Current-in-plane tunneling measurement of oxygen-functionalized few-layer boron nitride lateral barriers

Engineering the electronic properties of two-dimensional (2D) heterostructures for the practical switching of nanodevices has led to an unprecedented class of functionalized dielectric materials that can be used as laterally stitched layers. It remains a significant challenge for 2D stacking layers to control ballistic and tunneling currents in short channels. In terms of 2D nanostructures, hexagonal boron nitride (hBN) is the most promising insulator. A surface tunneling current measurement was used in this study to study the electronic performance of hBN and surface-functionalized hBN in a variety of configurations and conditions.
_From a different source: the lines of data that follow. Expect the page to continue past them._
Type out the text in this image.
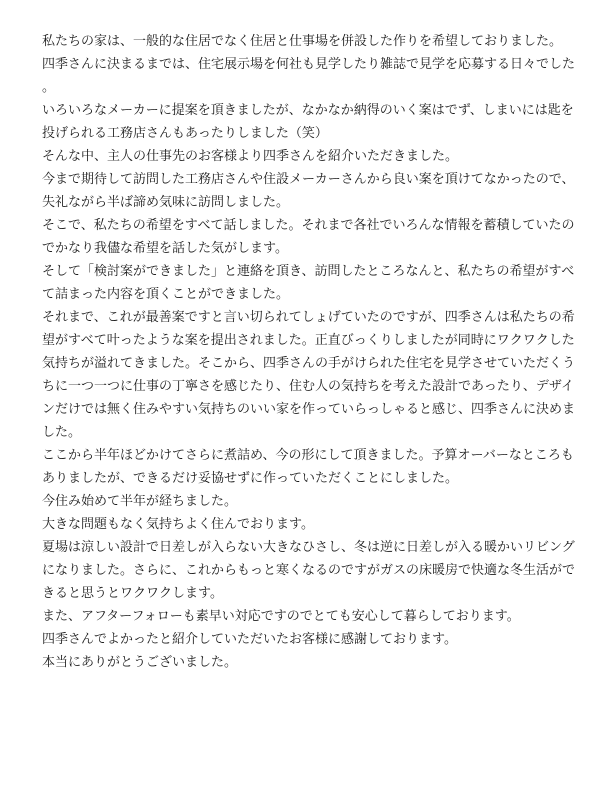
私たちの家は、一般的な住居でなく住居と仕事場を併設した作りを希望しておりました。

四季さんに決まるまでは、住宅展示場を何社も見学したり雑誌で見学を応募する日々でした。

いろいろなメーカーに提案を頂きましたが、なかなか納得のいく案はでず、しまいには匙を投げられる工務店さんもあったりしました（笑）

そんな中、主人の仕事先のお客様より四季さんを紹介いただきました。

今まで期待して訪問した工務店さんや住設メーカーさんから良い案を頂けてなかったので、失礼ながら半ば諦め気味に訪問しました。

そこで、私たちの希望をすべて話しました。それまで各社でいろんな情報を蓄積していたのでかなり我儘な希望を話した気がします。

そして「検討案ができました」と連絡を頂き、訪問したところなんと、私たちの希望がすべて詰まった内容を頂くことができました。

それまで、これが最善案ですと言い切られてしょげていたのですが、四季さんは私たちの希望がすべて叶ったような案を提出されました。正直びっくりしましたが同時にワクワクした気持ちが溢れてきました。そこから、四季さんの手がけられた住宅を見学させていただくうちに一つ一つに仕事の丁寧さを感じたり、住む人の気持ちを考えた設計であったり、デザインだけでは無く住みやすい気持ちのいい家を作っていらっしゃると感じ、四季さんに決めました。

ここから半年ほどかけてさらに煮詰め、今の形にして頂きました。予算オーバーなところもありましたが、できるだけ妥協せずに作っていただくことにしました。

今住み始めて半年が経ちました。

大きな問題もなく気持ちよく住んでおります。

夏場は涼しい設計で日差しが入らない大きなひさし、冬は逆に日差しが入る暖かいリビングになりました。さらに、これからもっと寒くなるのですがガスの床暖房で快適な冬生活ができると思うとワクワクします。

また、アフターフォローも素早い対応ですのでとても安心して暮らしております。

四季さんでよかったと紹介していただいたお客様に感謝しております。

本当にありがとうございました。
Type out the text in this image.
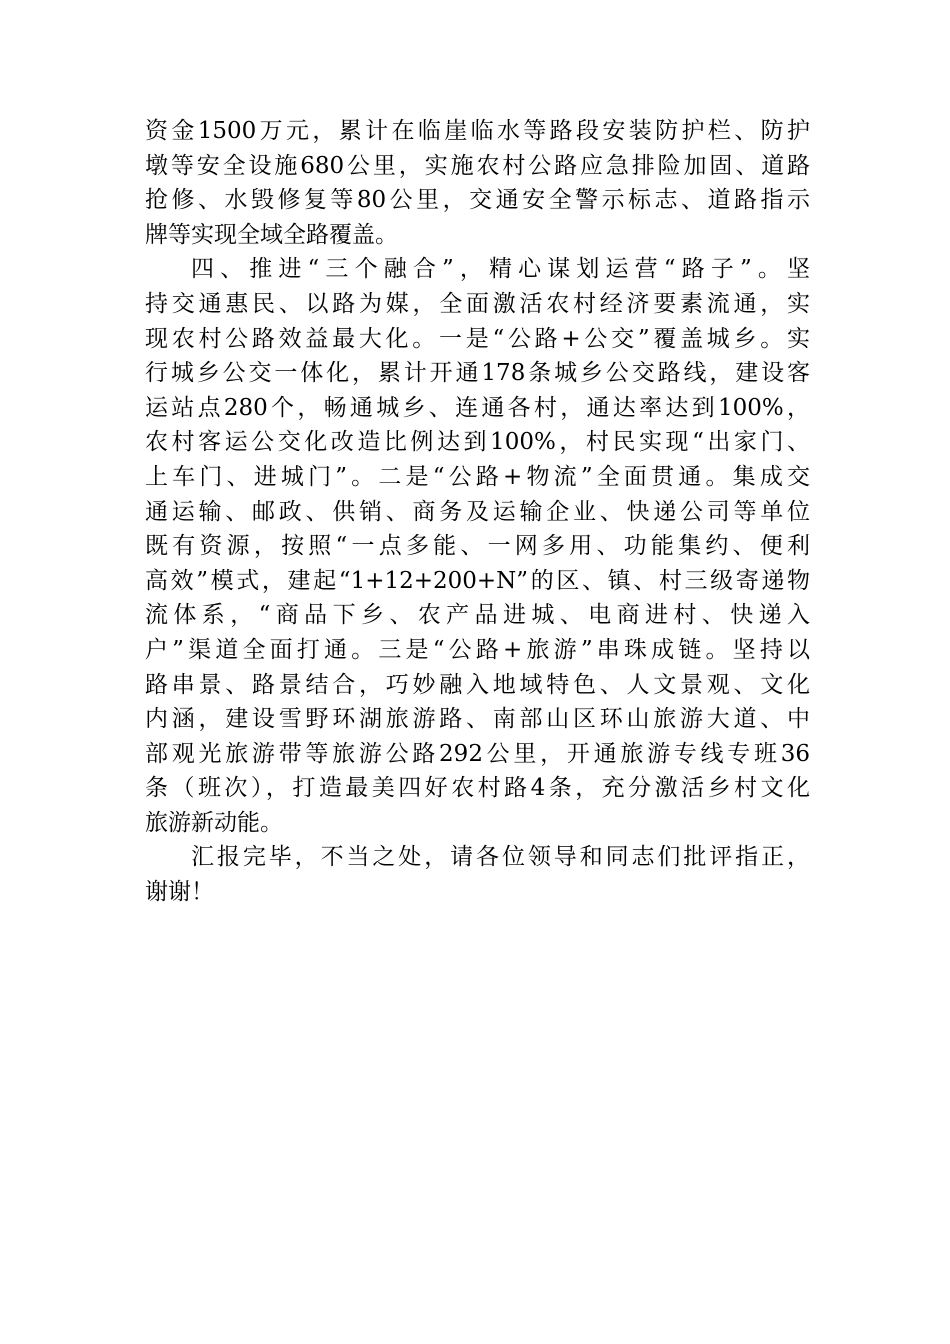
资金1500万元，累计在临崖临水等路段安装防护栏、防护
墩等安全设施680公里，实施农村公路应急排险加固、道路
抢修、水毁修复等80公里，交通安全警示标志、道路指示
牌等实现全域全路覆盖。
四、推进“三个融合”，精心谋划运营“路子”。坚
持交通惠民、以路为媒，全面激活农村经济要素流通，实
现农村公路效益最大化。一是“公路+公交”覆盖城乡。实
行城乡公交一体化，累计开通178条城乡公交路线，建设客
运站点280个，畅通城乡、连通各村，通达率达到100%，
农村客运公交化改造比例达到100%，村民实现“出家门、
上车门、进城门”。二是“公路+物流”全面贯通。集成交
通运输、邮政、供销、商务及运输企业、快递公司等单位
既有资源，按照“一点多能、一网多用、功能集约、便利
高效”模式，建起“1+12+200+N”的区、镇、村三级寄递物
流体系，“商品下乡、农产品进城、电商进村、快递入
户”渠道全面打通。三是“公路+旅游”串珠成链。坚持以
路串景、路景结合，巧妙融入地域特色、人文景观、文化
内涵，建设雪野环湖旅游路、南部山区环山旅游大道、中
部观光旅游带等旅游公路292公里，开通旅游专线专班36
条（班次），打造最美四好农村路4条，充分激活乡村文化
旅游新动能。
汇报完毕，不当之处，请各位领导和同志们批评指正，
谢谢！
Tunneling diodes and topological Josephson junctions are possible heterojunctions using hBN as lateral barriers. By oxygen plasma treatment, we also characterized the transport properties of surface-functionalized hBN, confirming that the bandgap and work function of a few layers of hBN are consistent. The dielectric nature and electronic properties of hBN and oxygen-functionalized hBN are investigated using ab initio calculations using DFT-PBE, taking into account DFT-D3 corrections for interlayer distances. As a stacking layer for semiconducting channel materials, hBN and functionalized hBN can supply tunneling currents and temperature-dependent opto/nanodevice performance. A surface tunneling current measurement was used to study the electronic performance of hexagonal boron nitride (hBN) and surface-functionalized hBN in a variety of configurations and conditions.